Toiletpaper magazine at Fondation Beyeler This absurd domestic interior—there is an alligator (or crocodile?) that greets you outside the bedroom—is also overloaded with bucatini pasta that is made fresh daily and strewn about the stand, which some visitors have even tried eating. The installation, called Maze of Quotes (2016) and designed by Maurizio Cattelan and Pierpaolo Ferrari (the founders of Toiletpaper magazine), makes close associations between death and domesticity, as evidenced by a tombstone in the stand. “It’s funny, but it’s a bit disturbing in a provocative way,” says Angelika Bühler, the Beyeler’s head of events and public programmes. The stand is not for sale but the magazine is available for purchase through the foundation’s website.
Katherine Bernhardt at Xavier Hufkens This untitled, 120in-tall work on canvas from 2016 by the US artist Katherine Bernhardt shows a grinning Pink Panther with a cigarette lingering in the corner of the frame. The dealer Hester van Royen was “unsure what it is supposed to symbolise” but confirmed that the work sold on the opening day of the fair. Although she declined to name the price, similar works in size and subject by Bernhardt have sold for around $65,000.
Wong Ping at Edouard Malingue “This makes me uncomfortable,” one visitor was overheard saying in this stand dedicated to the Chinese artist Wong Ping. It is covered with deceptively cute pink carpeting and “beckoning cat” figurines, but the paws have been replaced with penises and an animated film deals with themes like prostitution and impotence.

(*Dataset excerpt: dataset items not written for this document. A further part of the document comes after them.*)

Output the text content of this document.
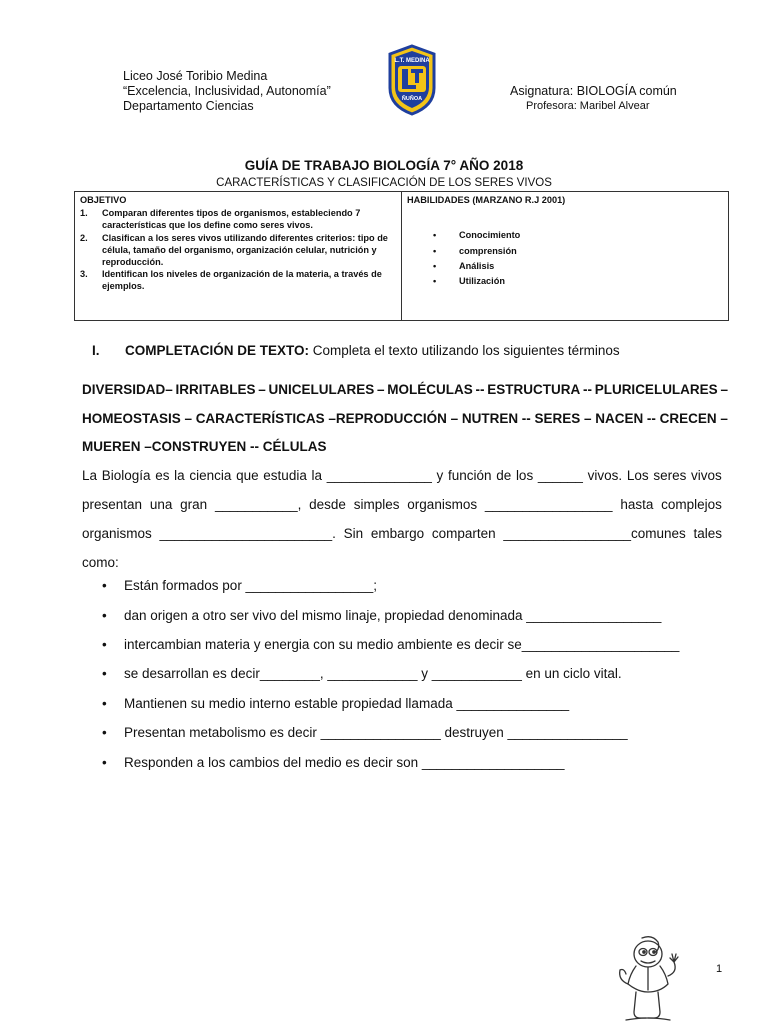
Liceo José Toribio Medina
“Excelencia, Inclusividad, Autonomía”
Departamento Ciencias
L.T. MEDINA
ÑUÑOA
Asignatura: BIOLOGÍA común
Profesora: Maribel Alvear
GUÍA DE TRABAJO BIOLOGÍA 7° AÑO 2018
CARACTERÍSTICAS Y CLASIFICACIÓN DE LOS SERES VIVOS
OBJETIVO
1. Comparan diferentes tipos de organismos, estableciendo 7 características que los define como seres vivos.
2. Clasifican a los seres vivos utilizando diferentes criterios: tipo de célula, tamaño del organismo, organización celular, nutrición y reproducción.
3. Identifican los niveles de organización de la materia, a través de ejemplos.
HABILIDADES (MARZANO R.J 2001)
• Conocimiento
• comprensión
• Análisis
• Utilización
I. COMPLETACIÓN DE TEXTO: Completa el texto utilizando los siguientes términos
DIVERSIDAD– IRRITABLES – UNICELULARES – MOLÉCULAS -- ESTRUCTURA -- PLURICELULARES –
HOMEOSTASIS – CARACTERÍSTICAS –REPRODUCCIÓN – NUTREN -- SERES – NACEN -- CRECEN –
MUEREN –CONSTRUYEN -- CÉLULAS
La Biología es la ciencia que estudia la ______________ y función de los ______ vivos. Los seres vivos
presentan una gran ___________, desde simples organismos _________________ hasta complejos
organismos _______________________. Sin embargo comparten _________________comunes tales
como:
• Están formados por _________________;
• dan origen a otro ser vivo del mismo linaje, propiedad denominada __________________
• intercambian materia y energia con su medio ambiente es decir se_____________________
• se desarrollan es decir________, ____________ y ____________ en un ciclo vital.
• Mantienen su medio interno estable propiedad llamada _______________
• Presentan metabolismo es decir ________________ destruyen ________________
• Responden a los cambios del medio es decir son ___________________
1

The film, Jungle of Desire (2015), is for sale for $10,000.
Nathalie Djurberg and Hans Berg at Gió Marconi Nearly 30 anthropomorphic sculptures of various foods and animals by Nathalie Djurberg—grimacing bananas among them—are presented in this stand alongside a cartoonish musical soundtrack by Hans Berg. “Everyone, big and small, has loved the characters,” says the dealer Esther Quiroga. The entire installation is for sale for $95,000 and some of the sculptures will be included in a short forthcoming film by the duo called The Lights of an Undirected Mind (2016).

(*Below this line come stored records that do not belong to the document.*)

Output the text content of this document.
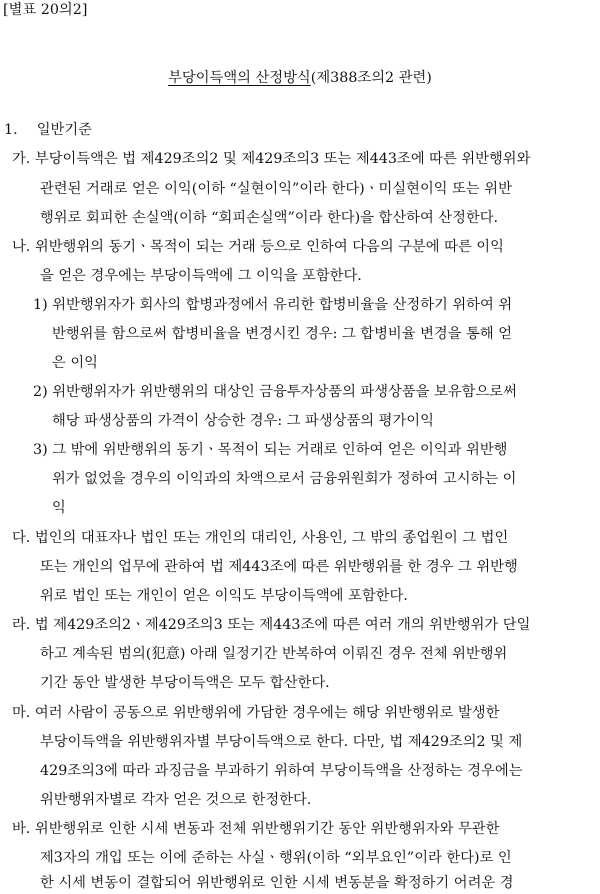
[별표 20의2]
부당이득액의 산정방식(제388조의2 관련)
1. 일반기준
가. 부당이득액은 법 제429조의2 및 제429조의3 또는 제443조에 따른 위반행위와
관련된 거래로 얻은 이익(이하 “실현이익”이라 한다)ㆍ미실현이익 또는 위반
행위로 회피한 손실액(이하 “회피손실액”이라 한다)을 합산하여 산정한다.
나. 위반행위의 동기ㆍ목적이 되는 거래 등으로 인하여 다음의 구분에 따른 이익
을 얻은 경우에는 부당이득액에 그 이익을 포함한다.
1) 위반행위자가 회사의 합병과정에서 유리한 합병비율을 산정하기 위하여 위
반행위를 함으로써 합병비율을 변경시킨 경우: 그 합병비율 변경을 통해 얻
은 이익
2) 위반행위자가 위반행위의 대상인 금융투자상품의 파생상품을 보유함으로써
해당 파생상품의 가격이 상승한 경우: 그 파생상품의 평가이익
3) 그 밖에 위반행위의 동기ㆍ목적이 되는 거래로 인하여 얻은 이익과 위반행
위가 없었을 경우의 이익과의 차액으로서 금융위원회가 정하여 고시하는 이
익
다. 법인의 대표자나 법인 또는 개인의 대리인, 사용인, 그 밖의 종업원이 그 법인
또는 개인의 업무에 관하여 법 제443조에 따른 위반행위를 한 경우 그 위반행
위로 법인 또는 개인이 얻은 이익도 부당이득액에 포함한다.
라. 법 제429조의2ㆍ제429조의3 또는 제443조에 따른 여러 개의 위반행위가 단일
하고 계속된 범의(犯意) 아래 일정기간 반복하여 이뤄진 경우 전체 위반행위
기간 동안 발생한 부당이득액은 모두 합산한다.
마. 여러 사람이 공동으로 위반행위에 가담한 경우에는 해당 위반행위로 발생한
부당이득액을 위반행위자별 부당이득액으로 한다. 다만, 법 제429조의2 및 제
429조의3에 따라 과징금을 부과하기 위하여 부당이득액을 산정하는 경우에는
위반행위자별로 각자 얻은 것으로 한정한다.
바. 위반행위로 인한 시세 변동과 전체 위반행위기간 동안 위반행위자와 무관한
제3자의 개입 또는 이에 준하는 사실ㆍ행위(이하 “외부요인”이라 한다)로 인
한 시세 변동이 결합되어 위반행위로 인한 시세 변동분을 확정하기 어려운 경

Aaron Curry at Michael Werner Science fiction meets the historic avant-garde in this painting, called Dark Matter Matter (2016), by Aaron Curry. The work (priced at $95,000) “mixes pop culture references” (Star Trek comes to mind) with “higher artistic references, such as Picasso”, says the dealer Gyonata Bonvicini. The shaped canvas also recalls mid-century work by American Abstract painters like Charles Hinman, but a figure resembling Felix the Cat on the upper right side of the picture brings a humorous quality to what may otherwise look like serious abstraction.